Поддерживала только вера в вождей.
* * *
Под влиянием беседы с Калединым Лукомский уехал во Владикавказ, я и Марков — на Кубань. Романовский, решив, что имя его не так одиозно, как наши, и не доставит огорчения донскому правительству, остался в Новочеркасске и принял участие в Алексеевской организации. Условились, что нам дадут знать немедленно, как только приедет Корнилов и выяснятся ближайшие перспективы нашей работы.
Прожили мы на Кубани первую неделю в станице Славянской, потом я переехал в Екатеринодар, пользуясь документом на имя Домбровского. То, что я увидел на Кубани, привело меня в большое недоумение своим резким контрастом с оценкой Каледина. Внутреннее состояние здесь было еще более сложно и тревожно, чем на Дону. И если оно не прорывалось крупными волнениями, то только потому, что «внутренний фронт» был далеко, и Донская область прикрывала Кубань от непосредственной угрозы воинствующего большевизма.
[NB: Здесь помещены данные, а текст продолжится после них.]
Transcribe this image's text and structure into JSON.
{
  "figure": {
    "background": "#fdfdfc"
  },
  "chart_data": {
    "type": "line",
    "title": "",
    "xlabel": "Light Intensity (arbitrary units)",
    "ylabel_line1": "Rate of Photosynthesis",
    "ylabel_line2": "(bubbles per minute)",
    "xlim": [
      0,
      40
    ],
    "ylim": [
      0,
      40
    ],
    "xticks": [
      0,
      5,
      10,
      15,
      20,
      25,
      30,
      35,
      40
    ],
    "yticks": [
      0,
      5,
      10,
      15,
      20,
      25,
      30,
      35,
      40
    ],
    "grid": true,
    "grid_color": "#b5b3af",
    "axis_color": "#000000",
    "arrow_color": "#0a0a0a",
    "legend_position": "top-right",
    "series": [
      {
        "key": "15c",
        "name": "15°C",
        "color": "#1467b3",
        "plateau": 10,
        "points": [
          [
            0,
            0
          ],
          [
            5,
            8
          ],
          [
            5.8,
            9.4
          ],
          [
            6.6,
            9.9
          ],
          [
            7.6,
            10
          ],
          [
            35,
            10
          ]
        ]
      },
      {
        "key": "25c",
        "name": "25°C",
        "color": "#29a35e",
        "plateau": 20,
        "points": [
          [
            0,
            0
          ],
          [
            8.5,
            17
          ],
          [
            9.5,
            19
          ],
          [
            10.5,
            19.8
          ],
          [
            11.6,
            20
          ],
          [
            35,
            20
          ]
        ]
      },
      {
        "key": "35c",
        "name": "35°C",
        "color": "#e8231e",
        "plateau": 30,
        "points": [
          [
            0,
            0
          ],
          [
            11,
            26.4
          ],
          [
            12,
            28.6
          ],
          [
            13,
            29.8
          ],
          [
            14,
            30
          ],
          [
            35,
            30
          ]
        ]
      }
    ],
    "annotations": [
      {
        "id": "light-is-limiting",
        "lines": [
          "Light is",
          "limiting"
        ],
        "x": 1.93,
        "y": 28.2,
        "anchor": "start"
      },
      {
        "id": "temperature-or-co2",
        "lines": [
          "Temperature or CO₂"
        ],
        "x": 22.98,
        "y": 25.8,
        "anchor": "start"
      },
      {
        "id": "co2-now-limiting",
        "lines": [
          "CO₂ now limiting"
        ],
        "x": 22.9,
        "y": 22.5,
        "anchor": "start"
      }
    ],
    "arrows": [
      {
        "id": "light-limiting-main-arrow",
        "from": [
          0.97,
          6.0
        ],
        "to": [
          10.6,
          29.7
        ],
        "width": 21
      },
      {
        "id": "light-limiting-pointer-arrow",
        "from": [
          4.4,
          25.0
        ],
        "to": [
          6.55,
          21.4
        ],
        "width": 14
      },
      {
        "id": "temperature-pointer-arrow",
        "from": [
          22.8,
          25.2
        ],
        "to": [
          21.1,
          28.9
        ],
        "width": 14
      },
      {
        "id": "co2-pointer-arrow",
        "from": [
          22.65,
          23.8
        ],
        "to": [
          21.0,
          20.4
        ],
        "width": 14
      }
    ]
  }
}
Тот разрыв государственных связей с центром, который на Дону наступил в силу крушения Временного правительства, на Кубани существовал давно, будучи вызван другими, менее объективными причинами. Еще 5 октября при решительном протесте представителя Временного правительства краевая казачья Рада приняла постановление о выделении края в самостоятельную Кубанскую республику, являющуюся «равноправным, самоуправляющимся членом федерации народов России». При этом право выбора в новый орган управления предоставлялось исключительно казачьему, горскому и незначительно численно «коренному» иногороднему населению (крестьяне–староселы, — А.Д.), то есть почти половина области лишена была избирательных прав. (До тех пор Кубанская область управлялась двумя органами, враждовавшими друг с другом: войсковым правительством и исполнительным комитетом иногородних. — А.Д.) Во главе правительства, состоявшего по преимуществу из социалистов, был поставлен войсковой атаман, полковник Филимонов [146] — человек, обладавший, несомненно, более государственными взглядами, нежели его сотрудники, но недостаточно сильный и самостоятельный, чтобы внести свою индивидуальность в направление деятельности правительства. Решение Рады принято было значительным большинством голосов, составленным из оригинального сочетания «стариков» — консервативного элемента, несколько патриархальной складки, чуждого всяких политических тенденций, и казачьей интеллигенции. Эта последняя носила партийные названия эсеров и эсдеков, но, вскормленная на сытом хлебе привольных кубанских полей, она пользовалась социалистическими теориями только в качестве внешнего одеяния и для «экспорта», сохраняя у себя дома в силе все кастовые традиционные перегородки. Против решения Рады были фронтовые казаки и коренные крестьяне: последние, выразив протест против непатриотического и недемократического, по их убеждению, закона, вышли из состава Рады.